當天的騎行,除我們一撥人外還有另外兩個團。不知是溝通有誤還是其它原因,我們一切準備就緒後卻得到通知,駱駝的數量不夠,他們正從其它地方調來駱駝。當時是下午5點,太陽開始西落,我們很擔心駱駝來晚了,誤了日落前的黃金時刻。也不知等了多久,也許有一二十分鍾吧,焦急中總算等來了更多的駱駝,每人分到一匹外有剩。
這是我們第二次騎駱駝,而上次是2019年在埃及,從金字塔正麵騎到側麵,距離不長,總共可能騎了半小時吧。駱駝騎行,騎上去就是一個挑戰。駱駝開始是蹲下的,所以上駝背並不困難,但懸的在後麵。駱駝起身時先支前腿,駝背一下成了後傾的斜坡,人在駝背上即使緊緊抓住駝鞍上的把手,感覺也會滑下去。駱駝後腿起來時更懸,人往前傾,駝鞍把手這時好像也不夠用。經過這一折騰,後麵騎行時即使上坡下坡都不在話下。


我們一撥人分成兩組,每個駝隊有七八隻駱駝,駝隊前麵都有一位身著當地柏柏爾服裝的牽駝人引路。那對溫哥華夫婦分到對麵的駝隊,後來我們有機會給他們拍了不少照片。太座的駱駝在我後麵,所以每次她要我為她拍照時我都得扭過身去。最初很擔心失去平衡,但多拍幾次後就成了家常便飯了。


其實沙漠駱駝騎行,好玩的不隻是騎行本身,更有意思的是沿途的觀感。

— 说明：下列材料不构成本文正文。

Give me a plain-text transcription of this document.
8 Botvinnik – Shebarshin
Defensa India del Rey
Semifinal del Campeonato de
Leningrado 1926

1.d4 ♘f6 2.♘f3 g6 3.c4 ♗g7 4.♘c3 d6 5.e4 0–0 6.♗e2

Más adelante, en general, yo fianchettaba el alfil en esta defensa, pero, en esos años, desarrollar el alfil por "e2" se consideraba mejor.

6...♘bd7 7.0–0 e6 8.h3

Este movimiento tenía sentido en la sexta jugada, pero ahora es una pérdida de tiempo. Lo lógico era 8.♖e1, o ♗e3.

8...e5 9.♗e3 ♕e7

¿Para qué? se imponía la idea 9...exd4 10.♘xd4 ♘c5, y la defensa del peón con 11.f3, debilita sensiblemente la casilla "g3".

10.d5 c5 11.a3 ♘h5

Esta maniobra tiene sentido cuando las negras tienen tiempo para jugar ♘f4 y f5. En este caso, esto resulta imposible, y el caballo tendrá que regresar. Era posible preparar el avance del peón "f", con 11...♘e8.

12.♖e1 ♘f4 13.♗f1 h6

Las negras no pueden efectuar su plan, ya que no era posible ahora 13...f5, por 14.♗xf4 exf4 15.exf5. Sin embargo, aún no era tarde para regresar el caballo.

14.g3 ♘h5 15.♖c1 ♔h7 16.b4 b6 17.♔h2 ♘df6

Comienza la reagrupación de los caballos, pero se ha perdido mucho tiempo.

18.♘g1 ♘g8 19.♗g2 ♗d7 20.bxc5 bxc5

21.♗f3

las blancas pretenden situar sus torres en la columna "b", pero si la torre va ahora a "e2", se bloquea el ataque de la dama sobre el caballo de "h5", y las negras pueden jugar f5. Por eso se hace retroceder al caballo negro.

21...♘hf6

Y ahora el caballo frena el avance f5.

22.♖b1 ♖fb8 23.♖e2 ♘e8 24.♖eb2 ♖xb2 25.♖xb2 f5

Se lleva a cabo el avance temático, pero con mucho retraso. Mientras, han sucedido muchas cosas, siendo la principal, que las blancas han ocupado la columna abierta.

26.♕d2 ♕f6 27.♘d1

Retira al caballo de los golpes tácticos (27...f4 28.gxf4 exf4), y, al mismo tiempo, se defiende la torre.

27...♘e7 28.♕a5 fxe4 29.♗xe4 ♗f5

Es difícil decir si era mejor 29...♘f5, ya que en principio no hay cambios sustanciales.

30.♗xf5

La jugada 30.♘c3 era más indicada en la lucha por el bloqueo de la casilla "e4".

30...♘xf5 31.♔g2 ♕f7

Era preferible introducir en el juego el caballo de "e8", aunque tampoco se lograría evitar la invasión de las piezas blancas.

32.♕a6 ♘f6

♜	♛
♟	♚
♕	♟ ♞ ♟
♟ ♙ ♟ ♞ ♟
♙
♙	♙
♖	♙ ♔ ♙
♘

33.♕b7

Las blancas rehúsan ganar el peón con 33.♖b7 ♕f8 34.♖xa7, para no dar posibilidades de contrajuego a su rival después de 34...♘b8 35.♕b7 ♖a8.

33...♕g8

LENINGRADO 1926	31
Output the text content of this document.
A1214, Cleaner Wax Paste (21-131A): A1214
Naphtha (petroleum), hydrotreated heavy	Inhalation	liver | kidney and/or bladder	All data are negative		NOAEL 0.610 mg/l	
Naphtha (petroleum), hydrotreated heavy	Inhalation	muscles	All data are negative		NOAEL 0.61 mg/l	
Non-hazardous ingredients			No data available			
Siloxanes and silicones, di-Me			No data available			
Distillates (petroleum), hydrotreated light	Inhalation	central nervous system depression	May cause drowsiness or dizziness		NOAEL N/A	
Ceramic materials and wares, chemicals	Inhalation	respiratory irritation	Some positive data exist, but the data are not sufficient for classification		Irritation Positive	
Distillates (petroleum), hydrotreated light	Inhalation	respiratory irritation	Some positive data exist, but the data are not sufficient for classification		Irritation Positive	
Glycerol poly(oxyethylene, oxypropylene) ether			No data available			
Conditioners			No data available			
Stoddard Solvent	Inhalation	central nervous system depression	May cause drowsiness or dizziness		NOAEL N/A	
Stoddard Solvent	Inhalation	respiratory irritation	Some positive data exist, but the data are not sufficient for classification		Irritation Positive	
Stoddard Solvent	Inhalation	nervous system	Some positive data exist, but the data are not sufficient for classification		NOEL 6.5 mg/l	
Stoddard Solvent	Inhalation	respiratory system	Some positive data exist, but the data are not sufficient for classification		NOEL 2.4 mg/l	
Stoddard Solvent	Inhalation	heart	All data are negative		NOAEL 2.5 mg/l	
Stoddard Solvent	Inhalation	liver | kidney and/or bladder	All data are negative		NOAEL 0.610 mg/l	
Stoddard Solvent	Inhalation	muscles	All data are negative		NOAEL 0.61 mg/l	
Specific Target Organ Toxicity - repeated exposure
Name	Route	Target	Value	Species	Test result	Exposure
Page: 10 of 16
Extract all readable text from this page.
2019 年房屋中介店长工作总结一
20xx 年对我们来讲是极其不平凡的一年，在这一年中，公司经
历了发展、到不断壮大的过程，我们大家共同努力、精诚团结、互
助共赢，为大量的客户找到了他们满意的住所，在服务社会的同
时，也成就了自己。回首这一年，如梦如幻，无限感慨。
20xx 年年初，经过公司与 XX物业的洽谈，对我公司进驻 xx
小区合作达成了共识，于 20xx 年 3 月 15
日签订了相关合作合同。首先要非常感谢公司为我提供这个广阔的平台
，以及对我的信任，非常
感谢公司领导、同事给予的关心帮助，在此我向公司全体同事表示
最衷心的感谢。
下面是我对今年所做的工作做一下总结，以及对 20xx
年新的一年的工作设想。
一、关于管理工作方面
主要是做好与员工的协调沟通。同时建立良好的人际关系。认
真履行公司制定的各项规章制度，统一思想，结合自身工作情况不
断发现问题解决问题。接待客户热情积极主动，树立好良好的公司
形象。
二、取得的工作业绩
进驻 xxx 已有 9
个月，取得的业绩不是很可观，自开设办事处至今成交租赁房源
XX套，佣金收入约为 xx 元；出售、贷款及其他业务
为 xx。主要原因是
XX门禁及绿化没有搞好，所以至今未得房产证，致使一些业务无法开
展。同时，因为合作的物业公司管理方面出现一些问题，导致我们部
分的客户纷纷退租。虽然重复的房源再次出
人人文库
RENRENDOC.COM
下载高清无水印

此時太陽徐徐西下,夕陽中我們的駝隊緩緩前行,駝隊的身影映在金色的沙漠上,是經典的沙漠駝隊夕照。


溫哥華夫婦的駝隊後來居上,從我們旁邊超過我們,借此機會我也為他們抓拍了幾張。兩人是丁客家庭,雖然四十來歲了,還沒要小孩的想法。兩人除了吃還是吃,前兩天每到一個休息站,都要買各種吃食。下午上駱駝時,男子騎的那頭駱駝費好大勁才站起來。當時牽駝人半開玩笑又有些心痛的說,他那頭駱駝可能會被他騎廢了。雖然是玩笑話,但也能體會到他的那份心疼了。


沙漠中最美的,就是沙丘和沙灣形成的各種曲線了。沙丘曲線絲滑得無比奇妙,就像遵循著一組組嚴謹的數學方程,既神奇又美妙。這一切都是風力的傑作,東風西風,南風北風,看是無心但久而久之下來,卻成就了一座座美妙的沙巒。如果說高高低低的沙巒是風力的素描,那麽太陽則是沙漠夕照這幅油畫傑作的油畫大師。自然這位大師很神奇,作品之美超越時間超越種族,無論何時何地和任何人,自然美的鑒賞都是相通的。



太陽下山之前,之前兵分幾路的幾個駝隊最後匯到一起。雖然沙漠浩瀚無邊,但駝隊的路線還是有規則的,匯齊時也分個先來後到,我們晚了一步,得等前麵的駝隊先行。等待時,前麵長長的駝隊在夕陽中組成的駝隊夕照很上鏡,是等待中的意外之得,我們太幸運了。



可能是騎行出發前等待駱駝耽誤了時間,駝隊沒讓我們一直騎到沙漠中的帳篷營地,而是讓眾人在太陽下山前下了駱駝。匆忙中我們隻草草拍了幾張沙漠夕照,便被叫入等待的幾輛吉普,然後是一陣沙漠狂奔。這也好,雖然沙漠夕照沒拍夠,但玩了一次免費的吉普衝沙,算是有得有失。
到了沙漠帳篷營地,駝隊想得周到,先為大家遞上一杯柏柏爾熱茶。茶味沒啥特姝的,但禮數做到了。幾句歡迎詞之後,主管人讓大家選擇明天早晨的回程。願意騎駱駝不加錢,而騎山地車或吉普衝沙的,則另加100迪那爾。我們想繼續騎駱駝,既不多出錢,又沒危險。



帳篷我們訂的是單間,有一個大床和兩個小床,適合帶小孩的家庭。帳篷還有自己的洗漱間,這很必要,白天坐了一整天中巴,然後又在沙漠中騎駱駝,必須要好好清洗。晚餐在營地盡頭的大廳,裏麵很大,能容納不少人。當晚是自助餐,依次叫桌號上前選擇喜歡的食物。雖然叫號免不了等待,但至少避免了混亂。
晚餐之後十點鍾,在營地入口前麵的空地舉行篝火聯歡。樂隊是營地的工作人員,音樂是歐美的流行音樂,聽著有共鳴。最初是幾個工作人員領舞,後來不少年青的遊客也加入其中,氣氛很熱烈。我們則是心有餘力不足,既不會跳也沒精力加入,當了一陣旁觀者。後來我們上了旁邊的山丘,安靜的沙山上麵,才是適合我們的天地。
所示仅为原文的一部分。